Thomas Straubhaar: Hoffentlich anders und weit weg vom momentanen Zustand.

Das heißt?

In zehn Jahren wird eine Gewerkschaft nicht mehr als Schiedsrichter und Spieler gleichzeitig und gleichermaßen gefordert sein. Sie wird sich auf ihre Schiedsrichterrolle zurückziehen müssen.

Was heißt denn Schiedsrichter, was Spieler?

Einerseits ist sie Spielerin bei Lohnverhandlungen und bestimmt das Ergebnis mit, das zwei große Kartelle, die Gewerkschaften und die Arbeitgeberverbände, aushandeln. Und sie ist Schiedsrichter, weil sie über alle arbeitsrechtlichen Marktentwicklungen wacht oder auch, wie beim Bündnis für Arbeit, an Tischen der Politik sitzt.

Die IG Metall soll die Rolle als Verhandlungsführerin bei der Lohnfindung aufgeben?
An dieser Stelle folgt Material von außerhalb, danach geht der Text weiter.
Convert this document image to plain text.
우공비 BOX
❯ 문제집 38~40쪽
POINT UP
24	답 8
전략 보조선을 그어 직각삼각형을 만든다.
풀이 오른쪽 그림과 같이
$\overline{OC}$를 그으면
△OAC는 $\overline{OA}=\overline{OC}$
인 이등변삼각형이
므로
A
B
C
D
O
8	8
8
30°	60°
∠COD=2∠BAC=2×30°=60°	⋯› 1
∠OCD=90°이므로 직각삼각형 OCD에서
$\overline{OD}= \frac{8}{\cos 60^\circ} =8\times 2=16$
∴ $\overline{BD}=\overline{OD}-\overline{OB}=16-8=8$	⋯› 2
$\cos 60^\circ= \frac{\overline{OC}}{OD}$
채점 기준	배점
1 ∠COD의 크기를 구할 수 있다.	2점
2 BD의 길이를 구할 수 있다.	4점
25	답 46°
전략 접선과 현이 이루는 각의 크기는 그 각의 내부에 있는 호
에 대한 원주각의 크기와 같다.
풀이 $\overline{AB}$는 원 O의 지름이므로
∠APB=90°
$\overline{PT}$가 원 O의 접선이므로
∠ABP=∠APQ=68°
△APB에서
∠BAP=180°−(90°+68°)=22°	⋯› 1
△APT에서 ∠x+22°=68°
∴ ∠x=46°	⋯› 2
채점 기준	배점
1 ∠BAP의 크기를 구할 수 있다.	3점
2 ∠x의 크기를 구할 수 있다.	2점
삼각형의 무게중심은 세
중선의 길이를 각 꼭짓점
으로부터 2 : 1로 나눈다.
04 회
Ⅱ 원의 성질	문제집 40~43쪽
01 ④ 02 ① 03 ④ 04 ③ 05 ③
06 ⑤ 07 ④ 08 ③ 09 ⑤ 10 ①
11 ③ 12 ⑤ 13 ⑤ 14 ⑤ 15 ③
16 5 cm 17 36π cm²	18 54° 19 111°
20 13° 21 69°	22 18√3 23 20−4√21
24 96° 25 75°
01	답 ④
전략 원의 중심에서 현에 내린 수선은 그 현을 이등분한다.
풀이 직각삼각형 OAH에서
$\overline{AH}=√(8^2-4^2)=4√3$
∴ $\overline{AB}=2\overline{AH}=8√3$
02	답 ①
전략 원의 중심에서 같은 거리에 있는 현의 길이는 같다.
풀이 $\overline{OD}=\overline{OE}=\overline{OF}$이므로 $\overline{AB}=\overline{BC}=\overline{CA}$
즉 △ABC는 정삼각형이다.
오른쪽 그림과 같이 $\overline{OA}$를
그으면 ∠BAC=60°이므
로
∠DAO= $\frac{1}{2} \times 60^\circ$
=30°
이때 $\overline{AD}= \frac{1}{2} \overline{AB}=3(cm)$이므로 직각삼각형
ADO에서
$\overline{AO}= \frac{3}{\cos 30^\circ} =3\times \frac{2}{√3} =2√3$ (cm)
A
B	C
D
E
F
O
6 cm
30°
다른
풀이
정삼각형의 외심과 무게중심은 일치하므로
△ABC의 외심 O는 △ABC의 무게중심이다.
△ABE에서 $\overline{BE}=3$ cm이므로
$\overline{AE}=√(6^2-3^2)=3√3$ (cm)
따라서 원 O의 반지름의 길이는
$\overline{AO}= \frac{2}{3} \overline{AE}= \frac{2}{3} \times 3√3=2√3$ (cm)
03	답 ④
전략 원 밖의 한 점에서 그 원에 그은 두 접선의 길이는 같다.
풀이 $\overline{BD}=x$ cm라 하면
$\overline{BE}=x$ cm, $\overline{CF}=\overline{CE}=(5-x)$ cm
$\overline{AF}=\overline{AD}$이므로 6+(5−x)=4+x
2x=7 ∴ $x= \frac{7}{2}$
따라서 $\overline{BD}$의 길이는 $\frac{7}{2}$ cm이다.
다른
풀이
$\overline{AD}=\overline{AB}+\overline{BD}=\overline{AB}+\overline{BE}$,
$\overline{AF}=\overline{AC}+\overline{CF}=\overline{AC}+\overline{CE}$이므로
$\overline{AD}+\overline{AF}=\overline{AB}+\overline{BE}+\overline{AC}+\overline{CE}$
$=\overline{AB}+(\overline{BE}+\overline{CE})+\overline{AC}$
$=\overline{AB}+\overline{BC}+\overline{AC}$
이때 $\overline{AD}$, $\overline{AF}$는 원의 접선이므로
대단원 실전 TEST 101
Das sehe ich so kommen. In zehn Jahren ist auch der letzte Flächentarifvertrag obsolet und wird nicht mehr existieren. Dann wird viel stärker als heute dezentral in Bündnissen für Arbeit auf der Ebene des einzelnen Betriebs ausgehandelt, was an Ort und Stelle der richtige Lohn für die Belegschaft ist. Die Gewerkschaften werden dann nur noch eine Schiedsrichterrolle ausüben, indem sie darüber wachen, ob die Spielregeln dieser betrieblichen Bündnisse eingehalten werden. Die Gewerkschaft wäre dann nur noch eine Art Schiedsgericht.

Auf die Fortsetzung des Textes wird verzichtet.